I think my understanding of the situation is correct, but maybe @hzongaro could comment. I'm not sure what the correct behaviour here should be. Also, should the other "64-bit displacement" asserts in that same file be made fatal?
Though, I suppose that all of that optimization could be correct. The assert does mention TR_AMD64MemoryReference::generateBinaryEncoding, which no longer exists.
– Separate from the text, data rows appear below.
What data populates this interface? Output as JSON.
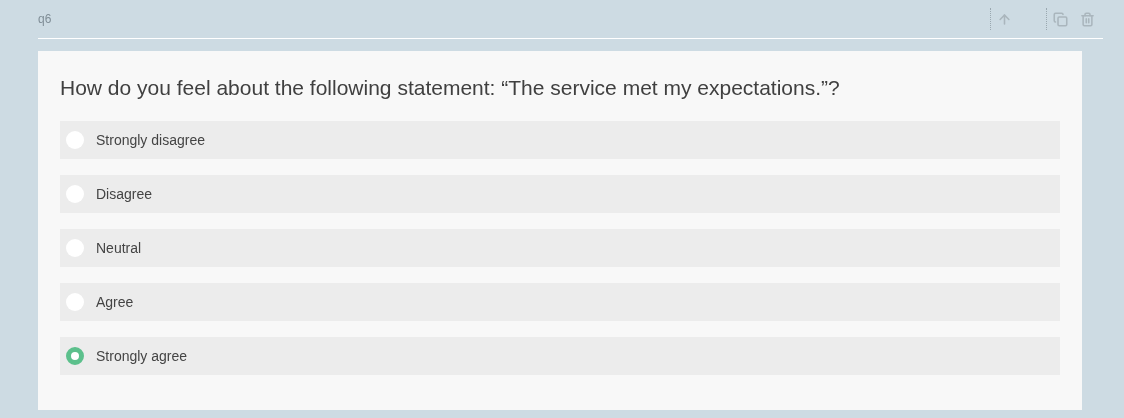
{
  "question_id": "q6",
  "question": "How do you feel about the following statement: “The service met my expectations.”?",
  "options": [
    {
      "label": "Strongly disagree",
      "selected": false
    },
    {
      "label": "Disagree",
      "selected": false
    },
    {
      "label": "Neutral",
      "selected": false
    },
    {
      "label": "Agree",
      "selected": false
    },
    {
      "label": "Strongly agree",
      "selected": true
    }
  ]
}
I'm not sure where in OMR::X86::AMD64::MemoryReference::generateBinaryEncoding() this would have been handled.
@BradleyWood, may I ask you to have a look at this? It hits a fatal assertion you had introduced in OMR pull request eclipse/omr#6937, which fixed issue #15363.
It's actually a non-fatal assert with the same message. I was running this test with a debug build.
It's actually a non-fatal assert with the same message. I was running this test with a debug build.
Ah! Thanks for the clarification.
I will take a look. Looks like this is the assert firing. Probably not related to eclipse/omr#6937
No, not directly related - just related in the sense that there's another case that a large displacement has made it through to binary encoding.
I don't think there is a functional issue here. The memory reference code could use some cleanup, but the binary length estimation code in OMR::AMD64::estimateBinaryLength() should account for an address load instruction.
Moving this out to the “Future” release for now, as it appears, from @BradleyWood’s analysis, that the TR_ASSERT itself needs cleaning up. It does not represent a functional problem.